WASHINGTON >> Republican Rep. Ed Royce of California said today he will not seek re-election after serving out his 13th term in the House, the latest in a string of committee chairmen who have announced their retirement.
Royce is the chairman of the House Foreign Affairs Committee. This was to be his final year as chairman regardless of whether he sought re-election. He said he would spend his final year fully focused on the “urgent threats facing our nation.”
But it’s also clear the congressman was facing one of the most challenging elections of his career. In last year’s presidential election, Democrat Hillary Clinton defeated Republican Donald Trump in California’s 39th Congressional District. That prompted the campaign arm for congressional Democrats to target Royce’s district in Southern California as one they hoped to flip in their midterm effort to take control of the House. Royce won in 2016 with more than 57 percent of the vote.

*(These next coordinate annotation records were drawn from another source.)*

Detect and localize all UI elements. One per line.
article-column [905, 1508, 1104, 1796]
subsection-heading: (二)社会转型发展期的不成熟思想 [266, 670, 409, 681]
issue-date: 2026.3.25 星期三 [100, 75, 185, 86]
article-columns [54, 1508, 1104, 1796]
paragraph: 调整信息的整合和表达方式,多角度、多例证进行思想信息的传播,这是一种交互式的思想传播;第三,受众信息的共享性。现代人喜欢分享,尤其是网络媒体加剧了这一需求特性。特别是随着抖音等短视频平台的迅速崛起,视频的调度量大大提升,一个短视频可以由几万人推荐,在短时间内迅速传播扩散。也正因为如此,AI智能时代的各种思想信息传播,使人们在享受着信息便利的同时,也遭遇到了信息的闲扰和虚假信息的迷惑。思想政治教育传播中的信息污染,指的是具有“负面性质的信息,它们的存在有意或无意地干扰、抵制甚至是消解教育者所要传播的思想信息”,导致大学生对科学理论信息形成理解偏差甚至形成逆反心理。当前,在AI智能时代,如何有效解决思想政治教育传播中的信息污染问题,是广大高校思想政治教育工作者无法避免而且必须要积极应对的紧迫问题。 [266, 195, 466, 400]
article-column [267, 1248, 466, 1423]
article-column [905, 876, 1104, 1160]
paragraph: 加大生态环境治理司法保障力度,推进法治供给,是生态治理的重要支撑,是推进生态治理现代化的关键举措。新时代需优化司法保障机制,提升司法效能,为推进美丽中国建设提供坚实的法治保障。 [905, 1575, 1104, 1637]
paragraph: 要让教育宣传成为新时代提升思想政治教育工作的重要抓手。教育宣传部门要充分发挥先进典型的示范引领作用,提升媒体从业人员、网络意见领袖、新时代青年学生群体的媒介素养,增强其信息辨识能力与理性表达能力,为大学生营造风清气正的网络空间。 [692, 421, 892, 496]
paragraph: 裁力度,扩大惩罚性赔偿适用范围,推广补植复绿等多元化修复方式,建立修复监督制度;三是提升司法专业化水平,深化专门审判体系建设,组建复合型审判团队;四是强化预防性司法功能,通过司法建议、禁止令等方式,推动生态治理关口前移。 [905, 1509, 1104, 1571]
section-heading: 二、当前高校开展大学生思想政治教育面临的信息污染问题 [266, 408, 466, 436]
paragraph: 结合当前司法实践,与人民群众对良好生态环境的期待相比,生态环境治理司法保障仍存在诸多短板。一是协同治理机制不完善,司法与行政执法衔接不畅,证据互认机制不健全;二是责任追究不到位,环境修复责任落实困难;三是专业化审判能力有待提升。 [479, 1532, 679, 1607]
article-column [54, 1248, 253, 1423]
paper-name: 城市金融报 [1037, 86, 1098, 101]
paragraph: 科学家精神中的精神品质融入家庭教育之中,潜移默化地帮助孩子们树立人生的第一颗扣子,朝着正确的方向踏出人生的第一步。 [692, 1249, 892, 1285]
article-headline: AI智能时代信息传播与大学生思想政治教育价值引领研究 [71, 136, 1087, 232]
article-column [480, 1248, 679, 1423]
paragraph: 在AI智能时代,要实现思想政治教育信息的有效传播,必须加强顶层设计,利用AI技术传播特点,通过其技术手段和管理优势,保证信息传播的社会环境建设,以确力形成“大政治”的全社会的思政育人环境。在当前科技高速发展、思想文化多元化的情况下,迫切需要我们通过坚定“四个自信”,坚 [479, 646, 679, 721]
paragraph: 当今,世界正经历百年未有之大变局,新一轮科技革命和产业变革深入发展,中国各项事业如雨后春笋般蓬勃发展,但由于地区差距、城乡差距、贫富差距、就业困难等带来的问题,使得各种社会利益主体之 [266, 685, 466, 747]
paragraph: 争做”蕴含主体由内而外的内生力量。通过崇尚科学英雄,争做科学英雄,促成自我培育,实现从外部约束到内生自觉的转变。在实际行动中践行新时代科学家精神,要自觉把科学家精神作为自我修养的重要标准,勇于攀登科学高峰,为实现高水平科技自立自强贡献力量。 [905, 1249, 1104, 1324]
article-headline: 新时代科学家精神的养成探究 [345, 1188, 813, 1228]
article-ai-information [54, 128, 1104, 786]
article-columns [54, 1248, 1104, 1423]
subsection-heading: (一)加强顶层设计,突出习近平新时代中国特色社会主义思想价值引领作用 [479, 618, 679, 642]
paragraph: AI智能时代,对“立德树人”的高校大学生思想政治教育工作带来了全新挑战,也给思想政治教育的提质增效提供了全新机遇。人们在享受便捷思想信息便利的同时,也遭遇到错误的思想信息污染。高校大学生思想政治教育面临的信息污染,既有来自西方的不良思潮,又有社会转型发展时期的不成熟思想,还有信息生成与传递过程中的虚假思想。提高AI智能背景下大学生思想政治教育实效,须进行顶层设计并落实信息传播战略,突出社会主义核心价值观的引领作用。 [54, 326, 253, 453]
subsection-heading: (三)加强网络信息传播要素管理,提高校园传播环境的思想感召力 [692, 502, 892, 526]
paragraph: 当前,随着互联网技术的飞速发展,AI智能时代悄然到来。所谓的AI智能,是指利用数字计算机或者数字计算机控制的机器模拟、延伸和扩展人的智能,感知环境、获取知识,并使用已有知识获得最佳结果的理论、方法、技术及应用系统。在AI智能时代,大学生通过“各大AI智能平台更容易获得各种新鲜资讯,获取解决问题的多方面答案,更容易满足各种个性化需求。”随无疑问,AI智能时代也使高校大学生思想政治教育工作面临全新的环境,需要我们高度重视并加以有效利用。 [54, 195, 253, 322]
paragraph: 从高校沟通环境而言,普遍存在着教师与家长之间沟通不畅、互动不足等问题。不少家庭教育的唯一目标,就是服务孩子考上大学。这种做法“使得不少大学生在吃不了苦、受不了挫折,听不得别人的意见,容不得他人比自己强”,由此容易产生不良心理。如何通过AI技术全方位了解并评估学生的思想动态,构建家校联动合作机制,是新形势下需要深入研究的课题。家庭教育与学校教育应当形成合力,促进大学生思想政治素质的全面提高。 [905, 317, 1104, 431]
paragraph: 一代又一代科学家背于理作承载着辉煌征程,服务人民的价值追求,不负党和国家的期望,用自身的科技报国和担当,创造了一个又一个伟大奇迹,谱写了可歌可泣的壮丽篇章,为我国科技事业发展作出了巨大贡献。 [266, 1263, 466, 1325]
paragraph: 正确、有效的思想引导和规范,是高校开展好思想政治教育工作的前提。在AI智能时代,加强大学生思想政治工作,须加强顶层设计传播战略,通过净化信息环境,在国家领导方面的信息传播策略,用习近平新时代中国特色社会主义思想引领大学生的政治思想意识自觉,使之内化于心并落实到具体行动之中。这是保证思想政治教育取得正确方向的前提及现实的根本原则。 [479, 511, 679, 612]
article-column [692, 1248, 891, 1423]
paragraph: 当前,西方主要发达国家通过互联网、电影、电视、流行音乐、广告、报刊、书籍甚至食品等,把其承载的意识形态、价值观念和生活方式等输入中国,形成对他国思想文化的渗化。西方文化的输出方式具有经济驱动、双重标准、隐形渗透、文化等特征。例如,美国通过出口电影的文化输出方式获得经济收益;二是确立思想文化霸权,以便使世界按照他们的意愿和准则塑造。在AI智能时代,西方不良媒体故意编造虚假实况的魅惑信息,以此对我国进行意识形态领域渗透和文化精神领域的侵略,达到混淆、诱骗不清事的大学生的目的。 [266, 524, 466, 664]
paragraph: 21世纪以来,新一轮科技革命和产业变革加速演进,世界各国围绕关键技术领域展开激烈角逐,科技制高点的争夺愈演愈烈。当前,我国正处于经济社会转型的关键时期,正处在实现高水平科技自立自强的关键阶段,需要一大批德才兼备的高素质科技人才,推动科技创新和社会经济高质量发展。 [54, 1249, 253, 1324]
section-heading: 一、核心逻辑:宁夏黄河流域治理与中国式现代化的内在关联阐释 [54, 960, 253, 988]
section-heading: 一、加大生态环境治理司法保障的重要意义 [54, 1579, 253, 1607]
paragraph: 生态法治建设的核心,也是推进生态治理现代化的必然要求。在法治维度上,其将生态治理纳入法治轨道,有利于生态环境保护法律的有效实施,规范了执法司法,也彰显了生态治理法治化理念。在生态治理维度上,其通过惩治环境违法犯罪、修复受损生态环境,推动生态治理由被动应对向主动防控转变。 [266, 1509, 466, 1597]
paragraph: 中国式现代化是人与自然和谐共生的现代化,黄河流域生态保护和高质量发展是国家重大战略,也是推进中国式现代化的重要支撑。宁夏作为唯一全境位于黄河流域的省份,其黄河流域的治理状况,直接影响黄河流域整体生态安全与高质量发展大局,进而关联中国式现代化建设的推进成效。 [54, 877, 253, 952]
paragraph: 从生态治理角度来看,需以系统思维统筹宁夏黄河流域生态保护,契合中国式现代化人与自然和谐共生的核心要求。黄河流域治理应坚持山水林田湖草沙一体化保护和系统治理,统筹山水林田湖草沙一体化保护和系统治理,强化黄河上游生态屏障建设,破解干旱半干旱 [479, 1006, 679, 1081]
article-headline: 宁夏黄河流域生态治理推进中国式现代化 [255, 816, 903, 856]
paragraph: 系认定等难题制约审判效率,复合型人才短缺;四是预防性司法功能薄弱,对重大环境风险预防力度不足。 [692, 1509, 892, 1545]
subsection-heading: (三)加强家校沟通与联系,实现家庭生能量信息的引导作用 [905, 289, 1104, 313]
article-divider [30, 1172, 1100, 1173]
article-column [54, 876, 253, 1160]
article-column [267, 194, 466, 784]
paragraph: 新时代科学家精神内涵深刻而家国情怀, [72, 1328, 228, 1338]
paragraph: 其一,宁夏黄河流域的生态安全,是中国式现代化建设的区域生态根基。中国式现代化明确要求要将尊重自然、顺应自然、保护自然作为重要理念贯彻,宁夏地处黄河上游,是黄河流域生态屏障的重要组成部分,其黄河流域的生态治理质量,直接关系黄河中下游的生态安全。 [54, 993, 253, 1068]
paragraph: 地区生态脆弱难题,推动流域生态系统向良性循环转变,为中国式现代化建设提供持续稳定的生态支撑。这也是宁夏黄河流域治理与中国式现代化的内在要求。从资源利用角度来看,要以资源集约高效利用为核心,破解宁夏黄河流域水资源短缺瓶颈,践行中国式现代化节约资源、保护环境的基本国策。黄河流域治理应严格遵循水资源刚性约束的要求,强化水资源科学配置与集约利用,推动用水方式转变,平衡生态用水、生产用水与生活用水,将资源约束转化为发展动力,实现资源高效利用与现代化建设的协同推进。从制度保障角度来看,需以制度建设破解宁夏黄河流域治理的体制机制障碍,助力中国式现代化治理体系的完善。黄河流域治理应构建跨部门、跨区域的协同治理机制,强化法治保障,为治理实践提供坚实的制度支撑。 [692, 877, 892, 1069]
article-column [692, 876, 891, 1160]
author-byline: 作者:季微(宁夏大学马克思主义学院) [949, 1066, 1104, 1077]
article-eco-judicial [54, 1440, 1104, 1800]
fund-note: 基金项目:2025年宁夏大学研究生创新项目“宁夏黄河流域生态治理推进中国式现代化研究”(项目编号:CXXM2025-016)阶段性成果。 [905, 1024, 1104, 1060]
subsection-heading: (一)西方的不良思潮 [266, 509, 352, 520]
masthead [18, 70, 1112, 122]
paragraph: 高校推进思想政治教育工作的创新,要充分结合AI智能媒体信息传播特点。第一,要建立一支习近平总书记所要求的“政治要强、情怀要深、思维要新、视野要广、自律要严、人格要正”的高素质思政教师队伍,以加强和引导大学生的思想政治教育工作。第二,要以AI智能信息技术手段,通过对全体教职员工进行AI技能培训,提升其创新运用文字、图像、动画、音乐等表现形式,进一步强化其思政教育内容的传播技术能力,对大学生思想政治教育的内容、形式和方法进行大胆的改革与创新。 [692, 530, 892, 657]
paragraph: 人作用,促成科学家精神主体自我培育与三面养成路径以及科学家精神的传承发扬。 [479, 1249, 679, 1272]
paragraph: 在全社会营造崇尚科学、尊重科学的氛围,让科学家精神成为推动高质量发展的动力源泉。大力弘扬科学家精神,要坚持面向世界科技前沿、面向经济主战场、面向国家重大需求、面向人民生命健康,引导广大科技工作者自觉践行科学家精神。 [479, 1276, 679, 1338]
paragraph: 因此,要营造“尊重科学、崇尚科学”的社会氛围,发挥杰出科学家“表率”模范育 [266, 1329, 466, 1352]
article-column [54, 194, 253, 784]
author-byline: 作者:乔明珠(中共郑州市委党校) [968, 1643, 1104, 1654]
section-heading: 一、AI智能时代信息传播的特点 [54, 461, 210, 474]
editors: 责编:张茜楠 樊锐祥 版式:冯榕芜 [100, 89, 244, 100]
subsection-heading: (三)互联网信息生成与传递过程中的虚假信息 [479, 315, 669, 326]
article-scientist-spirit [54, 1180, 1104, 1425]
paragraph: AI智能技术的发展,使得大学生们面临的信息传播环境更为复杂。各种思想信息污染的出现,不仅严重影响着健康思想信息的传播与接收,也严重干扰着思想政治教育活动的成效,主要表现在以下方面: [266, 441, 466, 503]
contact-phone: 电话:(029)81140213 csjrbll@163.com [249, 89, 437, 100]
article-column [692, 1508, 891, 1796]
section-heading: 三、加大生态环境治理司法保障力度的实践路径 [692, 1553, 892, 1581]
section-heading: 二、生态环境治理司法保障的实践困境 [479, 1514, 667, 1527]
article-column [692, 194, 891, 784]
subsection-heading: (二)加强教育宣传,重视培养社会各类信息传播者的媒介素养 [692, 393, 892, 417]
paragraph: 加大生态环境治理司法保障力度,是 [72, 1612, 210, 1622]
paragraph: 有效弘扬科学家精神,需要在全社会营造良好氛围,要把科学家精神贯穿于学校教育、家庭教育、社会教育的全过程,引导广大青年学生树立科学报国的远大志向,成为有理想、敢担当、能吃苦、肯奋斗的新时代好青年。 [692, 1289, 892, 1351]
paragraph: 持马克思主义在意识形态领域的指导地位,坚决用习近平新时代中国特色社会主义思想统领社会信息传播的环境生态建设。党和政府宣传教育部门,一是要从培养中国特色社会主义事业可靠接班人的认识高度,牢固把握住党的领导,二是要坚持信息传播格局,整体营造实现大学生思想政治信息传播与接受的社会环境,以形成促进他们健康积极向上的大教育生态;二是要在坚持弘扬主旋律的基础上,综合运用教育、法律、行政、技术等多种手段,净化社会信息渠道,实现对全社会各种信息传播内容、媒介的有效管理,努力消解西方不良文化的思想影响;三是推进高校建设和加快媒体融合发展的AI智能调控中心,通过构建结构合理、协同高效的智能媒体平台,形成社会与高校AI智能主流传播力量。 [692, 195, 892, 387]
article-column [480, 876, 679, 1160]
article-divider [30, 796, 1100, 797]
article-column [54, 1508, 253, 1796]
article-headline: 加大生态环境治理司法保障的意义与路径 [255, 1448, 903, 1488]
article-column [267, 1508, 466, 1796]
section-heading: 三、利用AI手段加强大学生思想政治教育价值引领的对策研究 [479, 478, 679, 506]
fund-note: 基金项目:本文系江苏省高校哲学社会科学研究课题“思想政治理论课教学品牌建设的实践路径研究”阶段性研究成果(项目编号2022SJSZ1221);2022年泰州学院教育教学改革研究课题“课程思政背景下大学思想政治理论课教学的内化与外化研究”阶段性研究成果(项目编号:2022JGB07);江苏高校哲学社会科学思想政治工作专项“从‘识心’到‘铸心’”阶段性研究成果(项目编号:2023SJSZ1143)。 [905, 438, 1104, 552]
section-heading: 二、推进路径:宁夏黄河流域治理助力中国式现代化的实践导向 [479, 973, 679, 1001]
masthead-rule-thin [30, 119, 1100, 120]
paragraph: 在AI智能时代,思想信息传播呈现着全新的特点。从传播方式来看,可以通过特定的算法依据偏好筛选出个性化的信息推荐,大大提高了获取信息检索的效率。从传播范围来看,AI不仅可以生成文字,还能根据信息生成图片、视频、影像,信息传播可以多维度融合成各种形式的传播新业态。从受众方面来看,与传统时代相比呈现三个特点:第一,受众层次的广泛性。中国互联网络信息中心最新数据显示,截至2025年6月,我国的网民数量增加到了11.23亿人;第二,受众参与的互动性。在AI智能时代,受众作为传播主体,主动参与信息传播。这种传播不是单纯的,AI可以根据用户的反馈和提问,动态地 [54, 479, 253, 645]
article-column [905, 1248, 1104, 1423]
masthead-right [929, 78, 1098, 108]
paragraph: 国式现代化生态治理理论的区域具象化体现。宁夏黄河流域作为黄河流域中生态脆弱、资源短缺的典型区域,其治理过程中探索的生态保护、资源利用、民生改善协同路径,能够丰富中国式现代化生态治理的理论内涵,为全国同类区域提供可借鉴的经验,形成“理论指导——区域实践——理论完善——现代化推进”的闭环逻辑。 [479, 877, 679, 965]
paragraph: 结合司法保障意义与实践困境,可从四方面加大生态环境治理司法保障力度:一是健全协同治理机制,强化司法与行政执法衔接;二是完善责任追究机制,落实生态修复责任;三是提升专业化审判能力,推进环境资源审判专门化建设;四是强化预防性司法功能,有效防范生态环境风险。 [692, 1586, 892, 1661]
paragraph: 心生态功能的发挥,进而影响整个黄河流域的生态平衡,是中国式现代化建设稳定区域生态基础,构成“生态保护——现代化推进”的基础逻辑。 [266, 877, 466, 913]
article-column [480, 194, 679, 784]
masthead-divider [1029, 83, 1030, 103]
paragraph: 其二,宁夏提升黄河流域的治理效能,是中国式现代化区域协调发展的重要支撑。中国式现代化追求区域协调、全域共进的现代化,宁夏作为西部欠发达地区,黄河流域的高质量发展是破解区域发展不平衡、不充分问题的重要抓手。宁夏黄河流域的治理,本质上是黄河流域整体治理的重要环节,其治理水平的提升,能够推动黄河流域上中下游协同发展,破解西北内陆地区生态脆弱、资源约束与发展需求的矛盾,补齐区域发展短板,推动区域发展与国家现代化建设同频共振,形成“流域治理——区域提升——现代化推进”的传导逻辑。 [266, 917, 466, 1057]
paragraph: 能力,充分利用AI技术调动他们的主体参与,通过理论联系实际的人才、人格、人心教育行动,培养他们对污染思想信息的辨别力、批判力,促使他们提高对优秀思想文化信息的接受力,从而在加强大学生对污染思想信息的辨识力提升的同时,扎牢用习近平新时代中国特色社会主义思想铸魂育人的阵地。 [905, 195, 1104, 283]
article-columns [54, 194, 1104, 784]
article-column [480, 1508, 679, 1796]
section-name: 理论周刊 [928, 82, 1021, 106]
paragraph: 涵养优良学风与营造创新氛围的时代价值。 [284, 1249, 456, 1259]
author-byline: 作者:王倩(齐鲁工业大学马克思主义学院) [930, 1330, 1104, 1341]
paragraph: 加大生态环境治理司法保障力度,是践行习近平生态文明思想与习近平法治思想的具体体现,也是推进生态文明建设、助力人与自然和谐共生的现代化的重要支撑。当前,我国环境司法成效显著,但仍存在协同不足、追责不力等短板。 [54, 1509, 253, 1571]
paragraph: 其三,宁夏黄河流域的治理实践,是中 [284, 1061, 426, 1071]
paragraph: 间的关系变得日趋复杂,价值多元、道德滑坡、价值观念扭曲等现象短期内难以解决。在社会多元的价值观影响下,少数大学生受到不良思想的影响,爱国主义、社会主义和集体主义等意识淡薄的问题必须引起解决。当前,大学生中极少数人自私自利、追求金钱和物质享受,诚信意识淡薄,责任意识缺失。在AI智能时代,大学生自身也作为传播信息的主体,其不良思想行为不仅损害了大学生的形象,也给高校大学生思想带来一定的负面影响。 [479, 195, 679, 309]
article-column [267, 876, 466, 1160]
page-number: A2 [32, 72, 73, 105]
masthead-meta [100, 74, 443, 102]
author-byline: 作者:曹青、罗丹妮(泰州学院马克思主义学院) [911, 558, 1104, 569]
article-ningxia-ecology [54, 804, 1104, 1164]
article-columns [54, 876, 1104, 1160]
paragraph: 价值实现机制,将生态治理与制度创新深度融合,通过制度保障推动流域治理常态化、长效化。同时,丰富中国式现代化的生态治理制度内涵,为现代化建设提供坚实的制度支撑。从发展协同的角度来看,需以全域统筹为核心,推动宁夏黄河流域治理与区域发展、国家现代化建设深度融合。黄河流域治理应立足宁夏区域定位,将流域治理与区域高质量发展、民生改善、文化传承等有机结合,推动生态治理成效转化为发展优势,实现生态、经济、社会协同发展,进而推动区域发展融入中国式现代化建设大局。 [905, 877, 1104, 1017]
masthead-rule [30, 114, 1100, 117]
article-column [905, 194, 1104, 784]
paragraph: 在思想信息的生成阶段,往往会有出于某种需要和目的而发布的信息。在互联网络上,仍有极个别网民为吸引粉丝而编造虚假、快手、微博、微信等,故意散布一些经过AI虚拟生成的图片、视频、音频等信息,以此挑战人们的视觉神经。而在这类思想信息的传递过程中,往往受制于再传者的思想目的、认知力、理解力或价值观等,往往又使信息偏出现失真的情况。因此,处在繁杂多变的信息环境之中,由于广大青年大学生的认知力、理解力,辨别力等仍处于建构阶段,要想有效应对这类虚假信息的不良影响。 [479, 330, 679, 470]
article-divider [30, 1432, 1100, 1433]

Royce became the 29th House Republican to announce a decision not to seek re-election this year, compared to 14 Democrats. With Trump’s popularity in the dumps and a string of election victories in recent weeks, Democrats have hopes of gaining the 24 seats they would need to win control of the chamber.
In a press release announcing his retirement, Royce cited the tax cut bill passed in December and the crackdown on the global ivory trade as among recent accomplishments.
Republican Rep. Steve Stivers, the chairman of the National Republican Congressional Committee, said the GOP was “fired up and ready to hold this seat.”
“We have just one message for Democrats who think they can compete for this seat: Bring it on,” Stivers said.
Democrats said that Royce’s retirement was another sign of the party’s growing momentum going into the midterm elections.
“In a district that Hillary Clinton won by 8 points, Democrats are poised to win this Orange County seat and send someone to Washington who truly represents the values of Southern California,” said Drew Godinich, a spokesman for the Democratic Congressional Campaign Committee.